I wonder if they’ve questioned framing the story as a Fifth Estate “investigation” of this 82-year-old non-Canadian Canadian icon in the first place. It seems professionally neutral; yet it set a binary tone: innocent or guilty full stop. There’s also what qualifies as relevant source material. In the practices I learned as a journalist, objective facts such as birth certificates were the gold standard, stripped of context and extenuating circumstances.

Framing the program as a conversation might have better allowed the messy contradictions of lived lives and self-identification to just compassionately be. There might have been space to segue into the cultural context of the 1950s when Buffy Sainte Marie was a teenager; Hollywood was still spray-painting white actors to fit what it thought an Indian should look like. A conversational circle might also have been more conducive to exploring the complexities of identity, including the stories we tell ourselves and live into, and the complicity of others when this fits what they want to hear as well. It might have considered different approaches to identity without ranking them: the role of blood quantum in establishing identity for the colonial administration of Indigenous affairs and the long-standing role of adoption in Indigenous kinship identities. In the catch-up learning I’ve been doing in recent years, I now understand how integral adoption was in extending kinship relations among Indigenous nations sharing hunting and trapping territory, especially as the European-centred fur trade expanded across central and western Canada in the 17th and 18th centuries when this practice occasionally included people from France.

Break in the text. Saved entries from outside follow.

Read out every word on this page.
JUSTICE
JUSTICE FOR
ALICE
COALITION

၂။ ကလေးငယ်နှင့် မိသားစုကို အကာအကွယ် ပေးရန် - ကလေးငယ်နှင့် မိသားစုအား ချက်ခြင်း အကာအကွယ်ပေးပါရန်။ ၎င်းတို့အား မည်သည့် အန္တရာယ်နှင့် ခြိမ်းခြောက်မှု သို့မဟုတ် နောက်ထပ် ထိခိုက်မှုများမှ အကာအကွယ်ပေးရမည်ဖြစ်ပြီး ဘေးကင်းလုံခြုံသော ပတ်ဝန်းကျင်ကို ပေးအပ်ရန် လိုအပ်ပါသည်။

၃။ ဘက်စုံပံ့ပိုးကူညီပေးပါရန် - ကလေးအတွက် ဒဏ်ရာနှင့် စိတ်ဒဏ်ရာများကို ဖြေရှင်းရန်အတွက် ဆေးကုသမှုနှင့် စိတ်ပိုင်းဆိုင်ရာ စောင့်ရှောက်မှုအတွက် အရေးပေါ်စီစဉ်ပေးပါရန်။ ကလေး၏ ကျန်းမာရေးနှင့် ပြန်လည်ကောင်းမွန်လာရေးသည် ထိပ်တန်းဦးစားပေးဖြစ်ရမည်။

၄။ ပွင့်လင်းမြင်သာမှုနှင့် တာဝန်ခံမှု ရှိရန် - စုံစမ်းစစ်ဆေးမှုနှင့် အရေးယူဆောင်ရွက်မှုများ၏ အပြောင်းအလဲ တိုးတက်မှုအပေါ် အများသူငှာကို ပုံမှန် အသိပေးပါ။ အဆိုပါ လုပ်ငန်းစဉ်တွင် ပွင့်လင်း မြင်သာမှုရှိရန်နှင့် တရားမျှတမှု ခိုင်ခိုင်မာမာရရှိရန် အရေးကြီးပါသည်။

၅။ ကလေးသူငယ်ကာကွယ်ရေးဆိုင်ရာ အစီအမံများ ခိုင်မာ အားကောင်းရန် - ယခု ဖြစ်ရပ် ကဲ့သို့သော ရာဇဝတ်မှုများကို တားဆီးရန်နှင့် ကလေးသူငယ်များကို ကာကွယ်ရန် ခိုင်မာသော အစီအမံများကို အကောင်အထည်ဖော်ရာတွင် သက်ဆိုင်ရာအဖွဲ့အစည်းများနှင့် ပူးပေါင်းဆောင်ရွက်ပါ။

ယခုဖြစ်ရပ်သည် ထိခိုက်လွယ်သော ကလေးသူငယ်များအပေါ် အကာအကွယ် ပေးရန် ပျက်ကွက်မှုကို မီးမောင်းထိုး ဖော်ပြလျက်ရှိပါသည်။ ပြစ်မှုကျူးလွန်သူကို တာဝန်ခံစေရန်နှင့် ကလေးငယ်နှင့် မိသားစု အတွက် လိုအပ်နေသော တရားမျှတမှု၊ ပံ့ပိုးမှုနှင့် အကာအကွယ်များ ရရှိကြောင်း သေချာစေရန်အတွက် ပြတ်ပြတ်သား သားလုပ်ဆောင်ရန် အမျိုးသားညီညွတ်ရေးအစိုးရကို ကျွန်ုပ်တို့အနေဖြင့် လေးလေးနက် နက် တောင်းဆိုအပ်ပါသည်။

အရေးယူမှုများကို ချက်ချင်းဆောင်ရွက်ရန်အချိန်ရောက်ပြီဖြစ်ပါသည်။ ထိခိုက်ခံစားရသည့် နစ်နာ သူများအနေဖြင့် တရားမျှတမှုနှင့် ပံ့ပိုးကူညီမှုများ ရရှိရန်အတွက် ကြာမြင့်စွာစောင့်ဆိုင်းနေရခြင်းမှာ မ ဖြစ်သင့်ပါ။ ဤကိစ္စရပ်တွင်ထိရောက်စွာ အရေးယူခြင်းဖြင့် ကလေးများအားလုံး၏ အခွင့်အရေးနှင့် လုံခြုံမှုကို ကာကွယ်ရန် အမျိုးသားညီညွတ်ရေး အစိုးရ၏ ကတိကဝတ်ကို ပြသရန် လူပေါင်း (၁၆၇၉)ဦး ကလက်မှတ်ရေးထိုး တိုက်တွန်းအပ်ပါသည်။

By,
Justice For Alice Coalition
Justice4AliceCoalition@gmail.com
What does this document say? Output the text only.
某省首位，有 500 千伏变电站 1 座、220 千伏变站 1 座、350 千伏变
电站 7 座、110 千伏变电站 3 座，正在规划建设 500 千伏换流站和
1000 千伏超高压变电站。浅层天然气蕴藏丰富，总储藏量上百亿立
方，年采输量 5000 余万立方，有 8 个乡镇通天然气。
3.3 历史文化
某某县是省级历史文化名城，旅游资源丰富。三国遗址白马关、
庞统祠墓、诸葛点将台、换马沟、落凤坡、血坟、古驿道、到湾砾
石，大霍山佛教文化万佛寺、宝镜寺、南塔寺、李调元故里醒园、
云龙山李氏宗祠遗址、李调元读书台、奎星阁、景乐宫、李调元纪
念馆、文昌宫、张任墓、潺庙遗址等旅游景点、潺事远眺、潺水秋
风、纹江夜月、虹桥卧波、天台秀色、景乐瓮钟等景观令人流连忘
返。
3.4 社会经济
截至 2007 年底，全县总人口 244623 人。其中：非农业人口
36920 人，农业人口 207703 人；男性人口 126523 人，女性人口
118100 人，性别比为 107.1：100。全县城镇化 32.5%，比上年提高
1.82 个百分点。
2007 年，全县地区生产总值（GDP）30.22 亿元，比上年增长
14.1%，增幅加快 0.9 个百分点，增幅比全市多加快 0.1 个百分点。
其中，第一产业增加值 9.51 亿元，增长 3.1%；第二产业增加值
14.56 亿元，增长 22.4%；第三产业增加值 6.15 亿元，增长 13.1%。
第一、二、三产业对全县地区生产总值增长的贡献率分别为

Framing the program this way might not have garnered the million plus views it has in the impeccably professional investigative format that was used. But it might not have caused so much pain and division in Indigenous communities.

Last week, a CBC Radio producer with the program “Unreserved,” Laura Beaulne-Stuebing, posted a follow-up to Geoff Leo’s Fifth Estate documentary, giving voice to three Indigenous women in the cultural sector calling for healing. One was Lori Campbell, nêhiyawak/Métis from the Montreal Lake Cree Nation and associate vice president of Indigenous engagement at the University of Regina, who said: “The only thing I want to hear from white people right now is ‘…I hope you’re doing okay. I’m thinking of you.’”

As a white person who’s spent my entire career in the cultural sector, I am thinking of you, and feeling for you too. I will continue my soul searching.